Annie’s Trees III

During our first day in the trees, it kept snowing. Not a lot, but enough to fill in the tracks and soften the turns all afternoon. Towards the end of the day, we were skiing with Cheryl, who likes the trees and fresh snow well enough, but was looking for something easy to end the day.

After lunch at the snack counter in the day lodge at the base of Long Shot, we barreled up the Two Creeks lift, and onto Elk Camp. The day before, when Annie rented her board, the girl in the shop talked up “The Wall”. Code name for Hanging Valley Wall, this is an open face shearing down nearly 1000 vertical feet to the northeast, cleared of trees either by the fire or by avalanches, or probably both. The Elk Camp lift has a bird’s eye view of the Wall, off to the left.

“See, that’s the Wall,” I explained to her.

“Wow, that looks tough. Do you think I can do it?”

“Sure; it’s steep, but there’s not a lot of trees, and a snowboard will handle the snow pretty well. We can go there tomorrow if you want. The hardest part is dropping in through the headwall gully up above there, just between the cliffs.”

She grunted uncertainly.

We neared the top. The snow obscured the great view up there, so we headed for the day’s “noon groom”, Bear Bottom, in the little valley below the Wall. This area used to be Cheryl’s favorite set of runs. Protected from the winds, gentle, but with lots of curves, whoop-de-doos, and tree patches left in the middle of the runs, it offers a sense of isolation, of wildness, but with a very tame slope and conditions. And, it has a series of hidden tree runs, between the marked ones.

Since this is basically a low-intermediate chair, hardly anyone ever ventures into these patches, and there is always snow, sometimes for days after a dump. The trees are not really thinned out at all, but the elevation is high enough that undergrowth is non-existent, and the trees grow far enough apart that, given the shallowness of the slope, it is a manageable trip.

We tried the trees off of Grey Wolf, skier’s left, down the steep slope towards Gunner’s View. This is a double fall line, and the trees are wide apart. We picked our way through, and hit the gentler slopes midway, swooping in and out at the edge of the packed slope.

“We’ve got to do that again!” shouted Annie at the bottom, after a high five for the sheer joy of it.

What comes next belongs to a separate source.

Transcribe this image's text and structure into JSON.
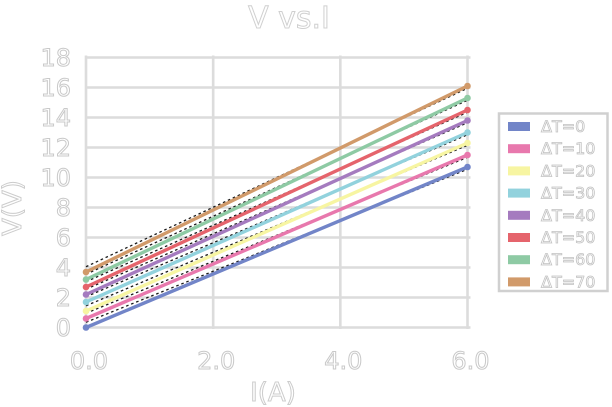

So back up we go, this time falling down into the Sandy Park chutes, aiming for the apex where Bear Bottom splits off from Gunner’s view. This patch of trees proved … simply heavenly. Most turns, I would brush the evergreen branches. Every ten turns or so, in the upper third, we’d drop out onto a narrow cat track, then flop back into the ten foot high forest. Most of the spaces were either filled in, or totally fresh. Turns were quick, and if you missed, you had to stop and start up again, putting a premium on not missing any beats.

The flattish light of the early January late afternoon snow squall disappeared within the woods. The greens stood out garishly, a peripheral blur as we smoked and slithered our way in between. We moved mostly with our middles, keeping feet and shoulders calm, and using our cores to twist side to side and drop up and down. Sometimes the space was so tight, I had to fight my way through, throwing one or both hands out front to become narrow enough to fit. The soft snowflakes on my face kept me from overheating, and my helmet came in handy every now and then as I ducked under or around a misplaced branch.

Later, in the hot tub watching the sun ever so briefly pop out for a last gasp before dying below the ridge, I realised I’d never skied exactly that tree run before. The snow was perfect, the spaces were perfect, and Annie never missed a turn behind me. I’d stop, and there she’d be, beaming, almost laughing at the joy of movement.

We hit those trees again at the end of the next day, and the next. By the third time around, the snow had stopped falling, and our speed downhill rose precipitously. Not as much fun, but exhilarating nonetheless, for it being that much harder.

I’ve only named a few runs on the mountain. There’s Dave’s Run, a sneaky route through the trees at the top of the Burn, heading across the face down into – whatever you want to do on the bottom third. There’s Wipeout Hill, the treacherous cliff my sister and I confronted on the bunny slope when we were just learning the ropes. (Now, it’s hard to tell it apart from the cat track that leads into it). There’s my run, which meanders from the very top, over the Headwall, into the Dikes, and then swoops through Pinball Alley and the creek below it, ending at the Sheer Bliss lift after nearly 3000 vertical feet of off track heaven. There’s The Sidehill, a small patch just ABOVE my run, right after the spot where Sheer Bliss run drops onto the Trestle cat track. This one is a sharp right turn UPHILL, then a quick up unweight to the left and two more turns down the face, back to the right onto the cat track. It is purely for show, my little version of the X Games.

And now, there is Annie’s Trees, just tight enough for a 5’5’’ snowboarder to snake through and remain upright and jubilant.